Given that state procurement was massive - more than R800bn for infrastructure over three years - the country was "facing a huge challenge".
No one would be able to do business without going through "corrupt gatekeepers" in future, Vavi warned, urging the league to fight corruption.
"Once this becomes the norm, we will have become a predator state."
He said a small group within the tripartite alliance was blackening the reputation of the liberation movement.
"This minority seeks to import rotten and corrupt capitalist morality to our organisations and state."
The extent to which corruption had "infected" organisations and society was shown by the emergence of death squads in several provinces, and the murder of people who had taken a stand.
It also showed in the "open" way prominent figures, linked to political leaders, manipulated black empowerment provisions in questionable business deals; and in organisational factions being about tenders and not ideology.
On criticism he has received - including from ANC general secretary Gwede Mantashe - about recent statements he has made, Vavi said the alliance, which he called "sacrosanct", should be allowed to debate issues, and, when there were differences, they shouldn't "devour" each other.
"Let us not go back to using labels and trying to isolate and politically murder one another, as if there is no tomorrow."
Cosatu needed the league's elders, the SA Communist Party (SACP), and it would be tremendously weakened if they allowed differences to grow, or for the public trading of insults.

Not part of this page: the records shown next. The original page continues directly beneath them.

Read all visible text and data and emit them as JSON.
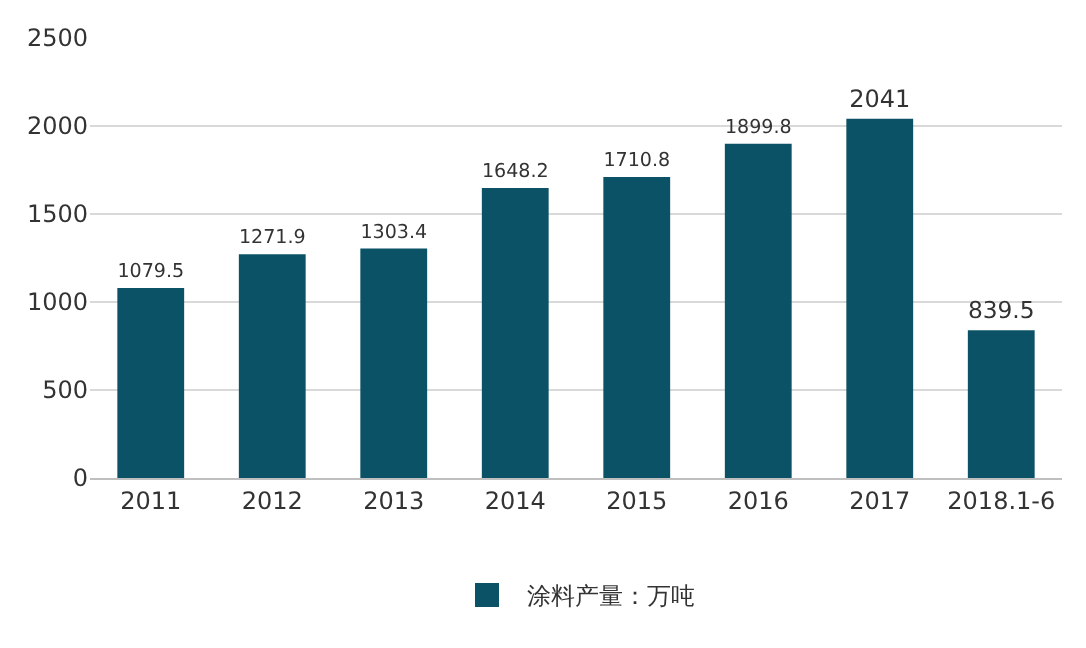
{
  "chart_data": {
    "type": "bar",
    "categories": [
      "2011",
      "2012",
      "2013",
      "2014",
      "2015",
      "2016",
      "2017",
      "2018.1-6"
    ],
    "series": [
      {
        "name": "涂料产量：万吨",
        "color": "#0b5266",
        "values": [
          1079.5,
          1271.9,
          1303.4,
          1648.2,
          1710.8,
          1899.8,
          2041,
          839.5
        ]
      }
    ],
    "ylim": [
      0,
      2500
    ],
    "yticks": [
      0,
      500,
      1000,
      1500,
      2000,
      2500
    ],
    "grid": "y",
    "legend": "bottom",
    "value_labels": [
      "1079.5",
      "1271.9",
      "1303.4",
      "1648.2",
      "1710.8",
      "1899.8",
      "2041",
      "839.5"
    ]
  }
}
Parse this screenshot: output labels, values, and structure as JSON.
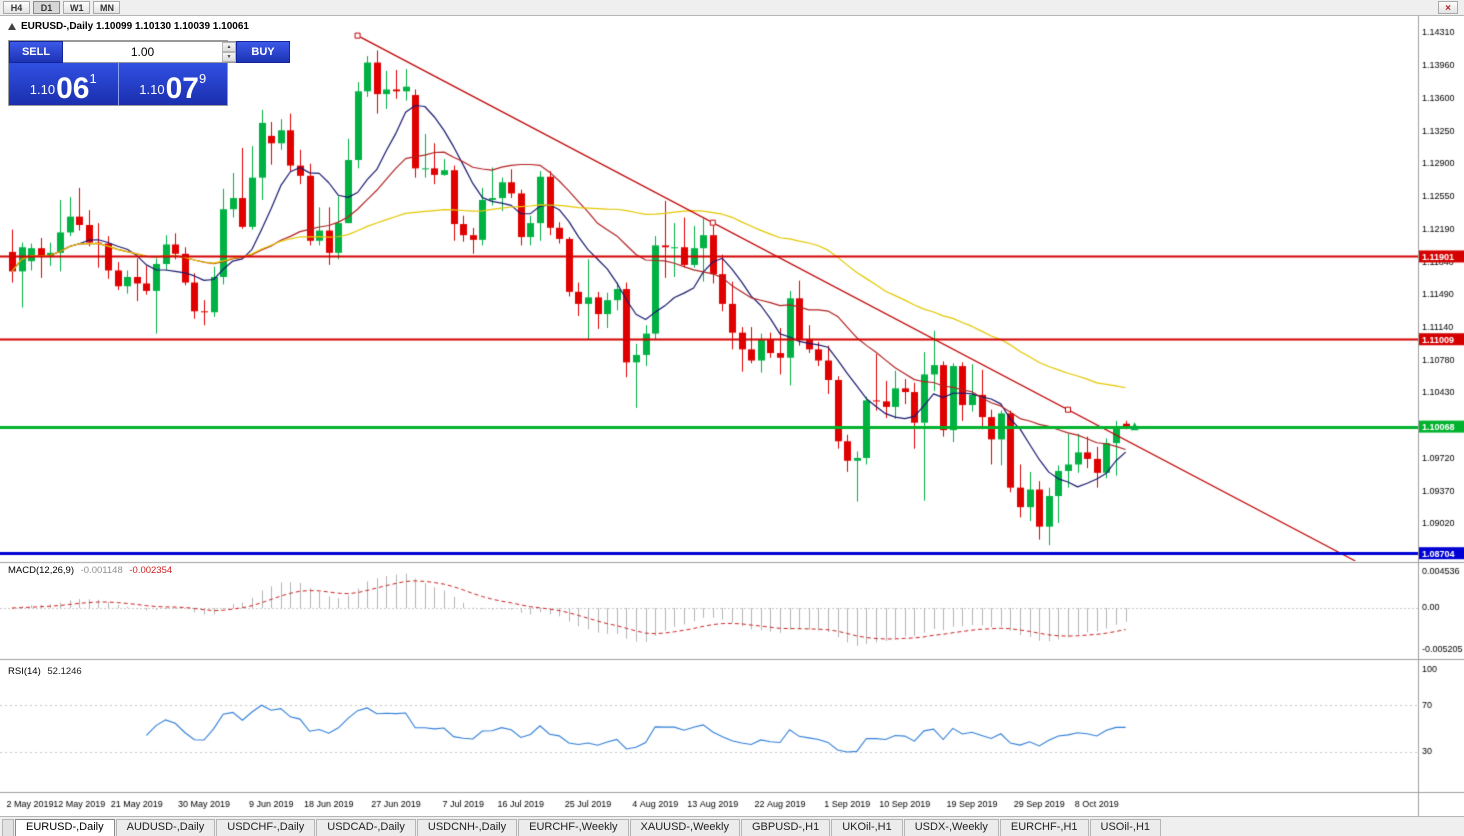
{
  "toolbar": {
    "timeframes": [
      "H4",
      "D1",
      "W1",
      "MN"
    ],
    "close_label": "×"
  },
  "chart": {
    "title": "EURUSD-,Daily  1.10099 1.10130 1.10039 1.10061"
  },
  "trade_panel": {
    "sell_label": "SELL",
    "buy_label": "BUY",
    "volume": "1.00",
    "sell_price": {
      "prefix": "1.10",
      "big": "06",
      "sup": "1"
    },
    "buy_price": {
      "prefix": "1.10",
      "big": "07",
      "sup": "9"
    }
  },
  "indicators": {
    "macd": {
      "name": "MACD(12,26,9)",
      "main_value": "-0.001148",
      "signal_value": "-0.002354"
    },
    "rsi": {
      "name": "RSI(14)",
      "value": "52.1246"
    }
  },
  "chart_data": {
    "type": "candlestick",
    "symbol": "EURUSD-,Daily",
    "colors": {
      "up": "#00b244",
      "down": "#e00000"
    },
    "candles": [
      [
        1.1195,
        1.1219,
        1.1162,
        1.1174
      ],
      [
        1.1174,
        1.1205,
        1.1135,
        1.12
      ],
      [
        1.1185,
        1.1204,
        1.1175,
        1.1199
      ],
      [
        1.1199,
        1.121,
        1.1167,
        1.119
      ],
      [
        1.119,
        1.1205,
        1.118,
        1.1194
      ],
      [
        1.1194,
        1.1251,
        1.1174,
        1.1216
      ],
      [
        1.1216,
        1.1254,
        1.1212,
        1.1233
      ],
      [
        1.1233,
        1.1264,
        1.1218,
        1.1224
      ],
      [
        1.1224,
        1.124,
        1.1201,
        1.1205
      ],
      [
        1.1205,
        1.1226,
        1.1178,
        1.1204
      ],
      [
        1.1204,
        1.1212,
        1.1166,
        1.1175
      ],
      [
        1.1175,
        1.1184,
        1.1154,
        1.1158
      ],
      [
        1.1158,
        1.1175,
        1.115,
        1.1168
      ],
      [
        1.1168,
        1.1188,
        1.1142,
        1.1161
      ],
      [
        1.1161,
        1.118,
        1.1149,
        1.1153
      ],
      [
        1.1153,
        1.1188,
        1.1107,
        1.1182
      ],
      [
        1.1182,
        1.1213,
        1.1175,
        1.1203
      ],
      [
        1.1203,
        1.1215,
        1.1187,
        1.1193
      ],
      [
        1.1193,
        1.12,
        1.1159,
        1.1162
      ],
      [
        1.1162,
        1.1172,
        1.1123,
        1.1131
      ],
      [
        1.1131,
        1.1143,
        1.1116,
        1.113
      ],
      [
        1.113,
        1.1179,
        1.1125,
        1.1168
      ],
      [
        1.1168,
        1.1263,
        1.116,
        1.1241
      ],
      [
        1.1241,
        1.128,
        1.1232,
        1.1253
      ],
      [
        1.1253,
        1.1307,
        1.122,
        1.1222
      ],
      [
        1.1222,
        1.1309,
        1.1219,
        1.1275
      ],
      [
        1.1275,
        1.1348,
        1.1251,
        1.1334
      ],
      [
        1.132,
        1.1335,
        1.1289,
        1.1312
      ],
      [
        1.1312,
        1.1338,
        1.1305,
        1.1326
      ],
      [
        1.1326,
        1.1344,
        1.1282,
        1.1288
      ],
      [
        1.1288,
        1.1305,
        1.1268,
        1.1277
      ],
      [
        1.1277,
        1.129,
        1.1202,
        1.1207
      ],
      [
        1.1207,
        1.1243,
        1.1202,
        1.1218
      ],
      [
        1.1218,
        1.1243,
        1.1181,
        1.1194
      ],
      [
        1.1194,
        1.1255,
        1.1187,
        1.1226
      ],
      [
        1.1226,
        1.1317,
        1.1226,
        1.1294
      ],
      [
        1.1294,
        1.1378,
        1.1285,
        1.1368
      ],
      [
        1.1368,
        1.1406,
        1.1362,
        1.1399
      ],
      [
        1.1399,
        1.1412,
        1.1344,
        1.1365
      ],
      [
        1.1365,
        1.139,
        1.1349,
        1.137
      ],
      [
        1.137,
        1.1391,
        1.136,
        1.1368
      ],
      [
        1.1368,
        1.1392,
        1.1358,
        1.1373
      ],
      [
        1.1364,
        1.137,
        1.1275,
        1.1285
      ],
      [
        1.1285,
        1.1322,
        1.1275,
        1.1285
      ],
      [
        1.1285,
        1.1312,
        1.1268,
        1.1278
      ],
      [
        1.1278,
        1.1295,
        1.1277,
        1.1283
      ],
      [
        1.1283,
        1.1288,
        1.1207,
        1.1225
      ],
      [
        1.1225,
        1.1234,
        1.1206,
        1.1213
      ],
      [
        1.1213,
        1.1221,
        1.1193,
        1.1208
      ],
      [
        1.1208,
        1.1264,
        1.1202,
        1.1251
      ],
      [
        1.1251,
        1.1286,
        1.1245,
        1.1253
      ],
      [
        1.1253,
        1.1275,
        1.1239,
        1.127
      ],
      [
        1.127,
        1.1284,
        1.1253,
        1.1258
      ],
      [
        1.1258,
        1.1262,
        1.1202,
        1.1211
      ],
      [
        1.1211,
        1.1234,
        1.1202,
        1.1226
      ],
      [
        1.1226,
        1.1282,
        1.1207,
        1.1276
      ],
      [
        1.1276,
        1.1282,
        1.1213,
        1.1221
      ],
      [
        1.1221,
        1.1227,
        1.1204,
        1.1209
      ],
      [
        1.1209,
        1.1211,
        1.1147,
        1.1152
      ],
      [
        1.1152,
        1.1162,
        1.1126,
        1.1139
      ],
      [
        1.1139,
        1.1187,
        1.1101,
        1.1146
      ],
      [
        1.1146,
        1.1152,
        1.1112,
        1.1128
      ],
      [
        1.1128,
        1.1151,
        1.1113,
        1.1143
      ],
      [
        1.1143,
        1.1162,
        1.1132,
        1.1155
      ],
      [
        1.1155,
        1.1162,
        1.106,
        1.1076
      ],
      [
        1.1076,
        1.1096,
        1.1027,
        1.1084
      ],
      [
        1.1084,
        1.1116,
        1.1072,
        1.1107
      ],
      [
        1.1107,
        1.1212,
        1.1101,
        1.1202
      ],
      [
        1.1202,
        1.125,
        1.1167,
        1.12
      ],
      [
        1.12,
        1.1226,
        1.1168,
        1.12
      ],
      [
        1.12,
        1.1232,
        1.1178,
        1.1181
      ],
      [
        1.1181,
        1.1223,
        1.1178,
        1.1199
      ],
      [
        1.1199,
        1.1231,
        1.1163,
        1.1213
      ],
      [
        1.1213,
        1.1228,
        1.1161,
        1.1171
      ],
      [
        1.1171,
        1.1192,
        1.1131,
        1.1139
      ],
      [
        1.1139,
        1.1163,
        1.109,
        1.1108
      ],
      [
        1.1108,
        1.1114,
        1.1066,
        1.109
      ],
      [
        1.109,
        1.1114,
        1.1075,
        1.1078
      ],
      [
        1.1078,
        1.1107,
        1.1065,
        1.11
      ],
      [
        1.11,
        1.1108,
        1.1081,
        1.1086
      ],
      [
        1.1086,
        1.1113,
        1.1063,
        1.1081
      ],
      [
        1.1081,
        1.1153,
        1.1051,
        1.1145
      ],
      [
        1.1145,
        1.1164,
        1.1094,
        1.1101
      ],
      [
        1.1101,
        1.1116,
        1.1086,
        1.109
      ],
      [
        1.109,
        1.1098,
        1.1072,
        1.1078
      ],
      [
        1.1078,
        1.1094,
        1.1042,
        1.1057
      ],
      [
        1.1057,
        1.1061,
        1.0983,
        1.0991
      ],
      [
        1.0991,
        1.0998,
        1.0958,
        1.097
      ],
      [
        1.097,
        1.098,
        1.0926,
        1.0973
      ],
      [
        1.0973,
        1.1039,
        1.0966,
        1.1035
      ],
      [
        1.1035,
        1.1085,
        1.1024,
        1.1034
      ],
      [
        1.1034,
        1.1056,
        1.1016,
        1.1028
      ],
      [
        1.1028,
        1.1067,
        1.1015,
        1.1048
      ],
      [
        1.1048,
        1.1058,
        1.1031,
        1.1044
      ],
      [
        1.1044,
        1.1054,
        1.0983,
        1.1011
      ],
      [
        1.1011,
        1.1087,
        1.0927,
        1.1063
      ],
      [
        1.1063,
        1.111,
        1.1045,
        1.1073
      ],
      [
        1.1073,
        1.1077,
        1.0996,
        1.1003
      ],
      [
        1.1003,
        1.1075,
        1.099,
        1.1072
      ],
      [
        1.1072,
        1.1076,
        1.1013,
        1.103
      ],
      [
        1.103,
        1.1074,
        1.1023,
        1.1041
      ],
      [
        1.1041,
        1.1068,
        1.1004,
        1.1017
      ],
      [
        1.1017,
        1.1025,
        1.0966,
        1.0993
      ],
      [
        1.0993,
        1.1024,
        1.0965,
        1.1021
      ],
      [
        1.1021,
        1.1024,
        1.0936,
        1.0941
      ],
      [
        1.0941,
        1.0966,
        1.0909,
        1.092
      ],
      [
        1.092,
        1.0958,
        1.0905,
        1.0939
      ],
      [
        1.0939,
        1.0948,
        1.0885,
        1.0899
      ],
      [
        1.0899,
        1.0941,
        1.0879,
        1.0932
      ],
      [
        1.0932,
        1.0965,
        1.0903,
        1.0959
      ],
      [
        1.0959,
        1.0999,
        1.0941,
        1.0966
      ],
      [
        1.0966,
        1.0999,
        1.0957,
        1.0979
      ],
      [
        1.0979,
        1.0996,
        1.0962,
        1.0972
      ],
      [
        1.0972,
        1.0985,
        1.0941,
        1.0957
      ],
      [
        1.0957,
        1.0994,
        1.0951,
        1.0989
      ],
      [
        1.0989,
        1.1013,
        1.0954,
        1.1006
      ],
      [
        1.10099,
        1.1013,
        1.10039,
        1.10061
      ]
    ],
    "moving_averages": [
      {
        "period": 8,
        "color": "#191970"
      },
      {
        "period": 20,
        "color": "#b22222"
      },
      {
        "period": 50,
        "color": "#e3c800"
      }
    ],
    "trendline": {
      "i1": 36,
      "p1": 1.1428,
      "i2": 110,
      "p2": 1.1025,
      "ray": true,
      "color": "#c00000"
    },
    "hlines": [
      {
        "price": 1.11901,
        "label": "1.11901",
        "color": "#d40000",
        "width": 2
      },
      {
        "price": 1.11009,
        "label": "1.11009",
        "color": "#d40000",
        "width": 2
      },
      {
        "price": 1.10068,
        "label": "1.10068",
        "color": "#00b22d",
        "width": 3
      },
      {
        "price": 1.08704,
        "label": "1.08704",
        "color": "#0000d4",
        "width": 3
      }
    ],
    "current_price_marker": {
      "price": 1.10061,
      "color": "#00b244"
    },
    "axis": {
      "price_ticks": [
        "1.14310",
        "1.13960",
        "1.13600",
        "1.13250",
        "1.12900",
        "1.12550",
        "1.12190",
        "1.11840",
        "1.11490",
        "1.11140",
        "1.10780",
        "1.10430",
        "1.10080",
        "1.09720",
        "1.09370",
        "1.09020",
        "1.08670"
      ]
    },
    "macd": {
      "params": "12,26,9",
      "axis_ticks": [
        "0.004536",
        "0.00",
        "-0.005205"
      ],
      "histogram_color": "#b4b4b4",
      "signal_color": "#cc2222"
    },
    "rsi": {
      "period": 14,
      "axis_ticks": [
        "100",
        "70",
        "30"
      ],
      "levels": [
        70,
        30
      ],
      "color": "#2f7ed8"
    },
    "time_axis_labels": [
      [
        0,
        "2 May 2019"
      ],
      [
        7,
        "12 May 2019"
      ],
      [
        13,
        "21 May 2019"
      ],
      [
        20,
        "30 May 2019"
      ],
      [
        27,
        "9 Jun 2019"
      ],
      [
        33,
        "18 Jun 2019"
      ],
      [
        40,
        "27 Jun 2019"
      ],
      [
        47,
        "7 Jul 2019"
      ],
      [
        53,
        "16 Jul 2019"
      ],
      [
        60,
        "25 Jul 2019"
      ],
      [
        67,
        "4 Aug 2019"
      ],
      [
        73,
        "13 Aug 2019"
      ],
      [
        80,
        "22 Aug 2019"
      ],
      [
        87,
        "1 Sep 2019"
      ],
      [
        93,
        "10 Sep 2019"
      ],
      [
        100,
        "19 Sep 2019"
      ],
      [
        107,
        "29 Sep 2019"
      ],
      [
        113,
        "8 Oct 2019"
      ]
    ]
  },
  "tabs": [
    "EURUSD-,Daily",
    "AUDUSD-,Daily",
    "USDCHF-,Daily",
    "USDCAD-,Daily",
    "USDCNH-,Daily",
    "EURCHF-,Weekly",
    "XAUUSD-,Weekly",
    "GBPUSD-,H1",
    "UKOil-,H1",
    "USDX-,Weekly",
    "EURCHF-,H1",
    "USOil-,H1"
  ]
}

"Our critique of our vanguard must never be treated with the same disdain as the criticism emanating from right-wing organisations."
Cosatu was also concerned about the absence of full-time officials at national and provincial levels within the SACP, as this would hamper their programme of radical transformation.
"This is an honest view, dear comrades, informed by our love of the SACP, not by any newly-found hatred or disdain for our party," he said.